What about all those release forms for medical treatment? Will the parents have to sign them, or will the court take that responsibility too? I'm betting that the court will do no such thing! What if the parents can't afford the medical bills... will the courts pick up the tab? I'm again betting the answer is no. Perhaps the publicity of this event will force the hospital and doctors to not seek money in this case, but I think that unlikely as well. Doctors call their work a practice, and to be fair, no two people are exactly alike so medicine is really just a best guess. Sure there is a lot of learning involved, and it's an informed guess, but all too often things go wrong either with the treatment given or medicines prescribed. Just about everybody has heard from the medical profession itself that it's wise to get a second opinon so it seems obvious that mistakes are often made.
As a cancer survivor, I can tell you that the cure can be as bad as the disease for a lot of people. Some of us come through treatment with little obvious damage, while some become horribly disfigured or otherwise permanently effected. Some people would rather be dead. Consider all the, in my opinion, needless cosmetic and enhancement surgery performed to look better and you can soon figure that the way you look is of primary importance to some. Some folks have a need to look good, and it doesn't seem such a big stretch to think that court judge with that attitude could mandate cosmetic surgery too. An extreme example of this might be that a child that isn't attractive enough based on a court decision could be forced to have surgery to meet the "standard". Unlikely I admit, but...

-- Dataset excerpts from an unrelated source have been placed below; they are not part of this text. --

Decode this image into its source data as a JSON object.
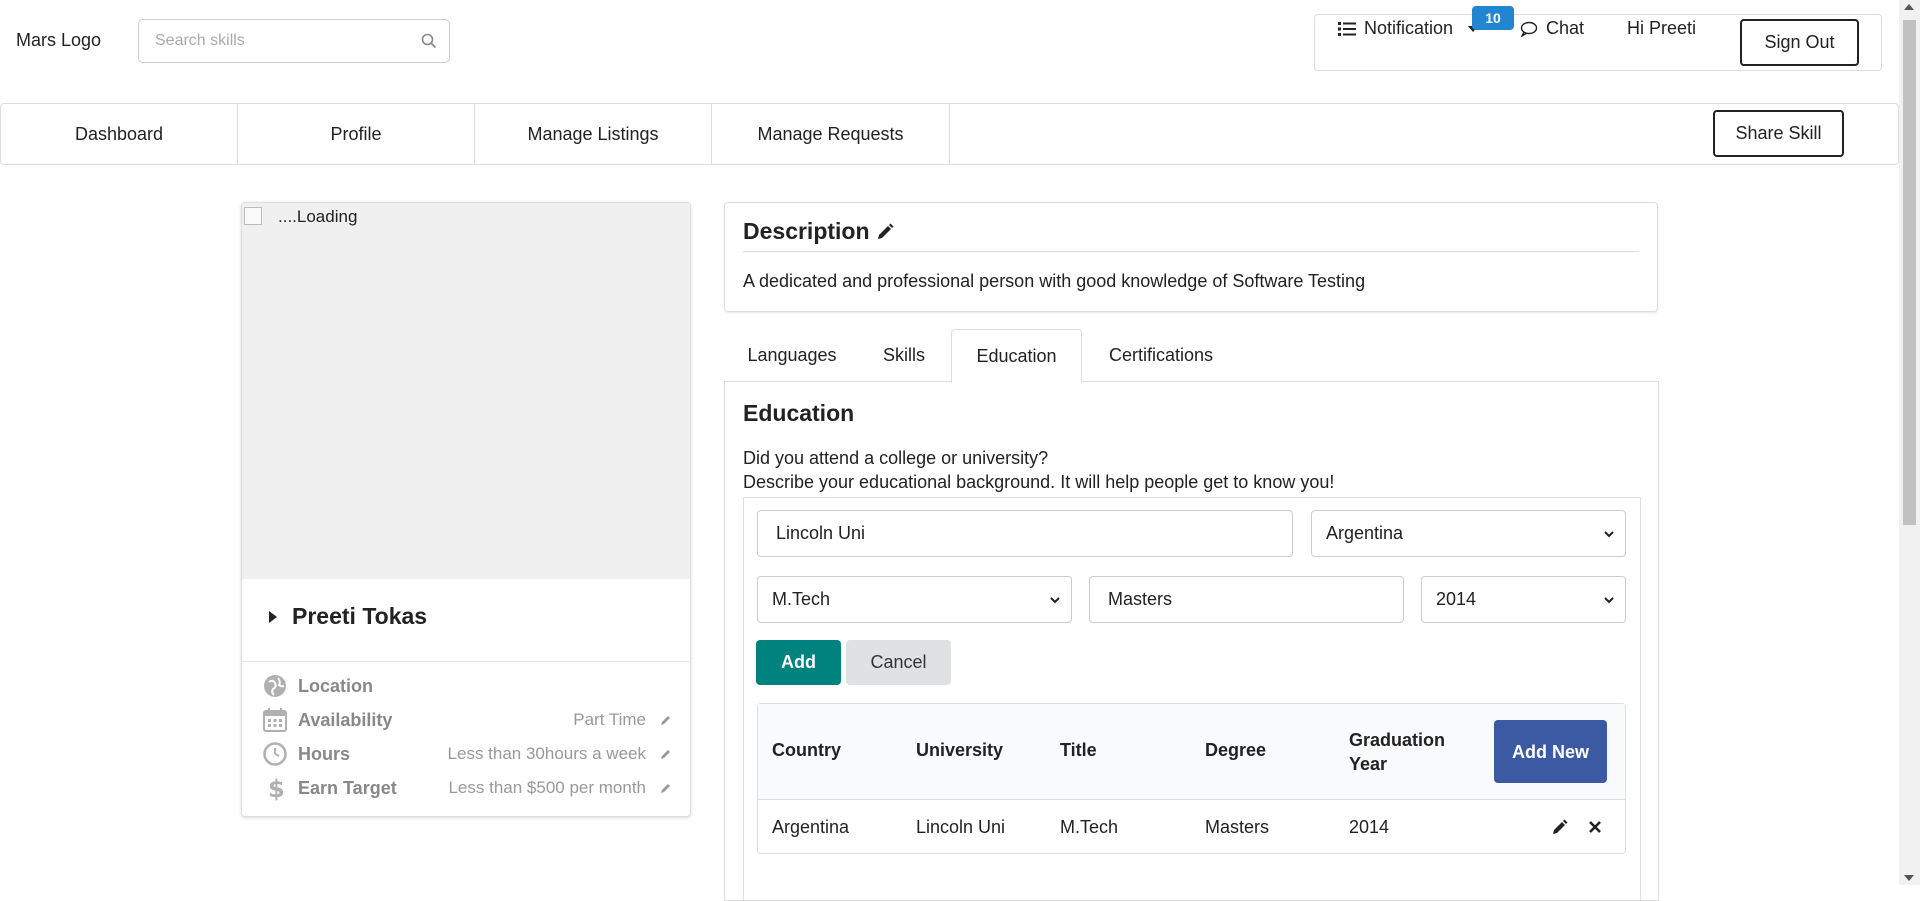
{
  "header": {
    "logo": "Mars Logo",
    "search_placeholder": "Search skills",
    "notification_label": "Notification",
    "notification_count": "10",
    "chat_label": "Chat",
    "greeting": "Hi Preeti",
    "signout_label": "Sign Out"
  },
  "nav": {
    "items": [
      "Dashboard",
      "Profile",
      "Manage Listings",
      "Manage Requests"
    ],
    "share_label": "Share Skill"
  },
  "profile": {
    "image_alt": "....Loading",
    "name": "Preeti Tokas",
    "location_label": "Location",
    "availability_label": "Availability",
    "availability_value": "Part Time",
    "hours_label": "Hours",
    "hours_value": "Less than 30hours a week",
    "earn_label": "Earn Target",
    "earn_value": "Less than $500 per month"
  },
  "description": {
    "title": "Description",
    "text": "A dedicated and professional person with good knowledge of Software Testing"
  },
  "tabs": [
    "Languages",
    "Skills",
    "Education",
    "Certifications"
  ],
  "active_tab": "Education",
  "education": {
    "title": "Education",
    "line1": "Did you attend a college or university?",
    "line2": "Describe your educational background. It will help people get to know you!",
    "form": {
      "university": "Lincoln Uni",
      "country": "Argentina",
      "title": "M.Tech",
      "degree": "Masters",
      "year": "2014",
      "add_label": "Add",
      "cancel_label": "Cancel"
    },
    "table": {
      "headers": [
        "Country",
        "University",
        "Title",
        "Degree",
        "Graduation Year"
      ],
      "add_new_label": "Add New",
      "rows": [
        [
          "Argentina",
          "Lincoln Uni",
          "M.Tech",
          "Masters",
          "2014"
        ]
      ]
    }
  },
  "colors": {
    "accent_teal": "#00827f",
    "accent_blue": "#3b5aa3",
    "badge_blue": "#2185d0"
  }
}
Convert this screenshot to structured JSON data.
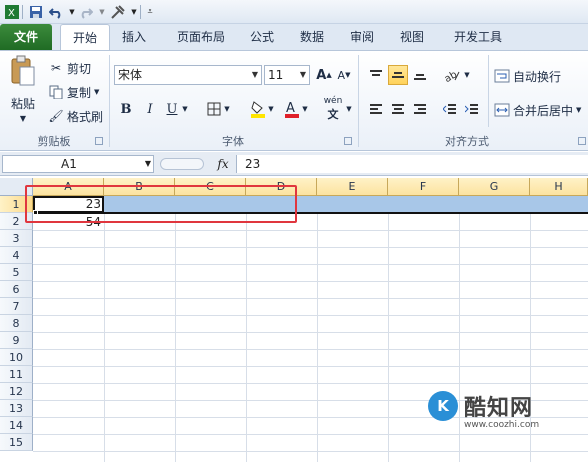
{
  "qat": {
    "save_icon": "save-icon",
    "undo_icon": "undo-icon",
    "redo_icon": "redo-icon",
    "tool_icon": "tools-icon"
  },
  "tabs": [
    "文件",
    "开始",
    "插入",
    "页面布局",
    "公式",
    "数据",
    "审阅",
    "视图",
    "开发工具"
  ],
  "active_tab": "开始",
  "clipboard": {
    "paste": "粘贴",
    "cut": "剪切",
    "copy": "复制",
    "format_painter": "格式刷",
    "label": "剪贴板"
  },
  "font": {
    "name": "宋体",
    "size": "11",
    "bold": "B",
    "italic": "I",
    "underline": "U",
    "label": "字体",
    "wen": "wén"
  },
  "alignment": {
    "wrap_text": "自动换行",
    "merge_center": "合并后居中",
    "label": "对齐方式"
  },
  "formula_bar": {
    "name_box": "A1",
    "fx": "fx",
    "value": "23"
  },
  "grid": {
    "columns": [
      "A",
      "B",
      "C",
      "D",
      "E",
      "F",
      "G",
      "H"
    ],
    "rows": [
      "1",
      "2",
      "3",
      "4",
      "5",
      "6",
      "7",
      "8",
      "9",
      "10",
      "11",
      "12",
      "13",
      "14",
      "15"
    ],
    "cells": {
      "A1": "23",
      "A2": "54"
    }
  },
  "watermark": {
    "logo": "K",
    "title": "酷知网",
    "url": "www.coozhi.com"
  },
  "colors": {
    "file_tab": "#2a7b2f",
    "highlight": "#e0363e",
    "selection": "#a8c7e8"
  }
}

To me, that Minnesota court is wrong, and is an example of the court making policy and not following the law. So I'm not a lawyer and this is just my opinion, but to force a family to do something against their beliefs should be cause for concern for every American. This family is not allowed to chose the medical treatment plan they felt best for their family, so how long before the government steps in and takes over more family decisions.
Who decides family and specifically child medical decisions, and what if they turn out to be wrong? It seems that at least in Minnesota, the court will decide for you. I wonder what a Nebraska judge would do?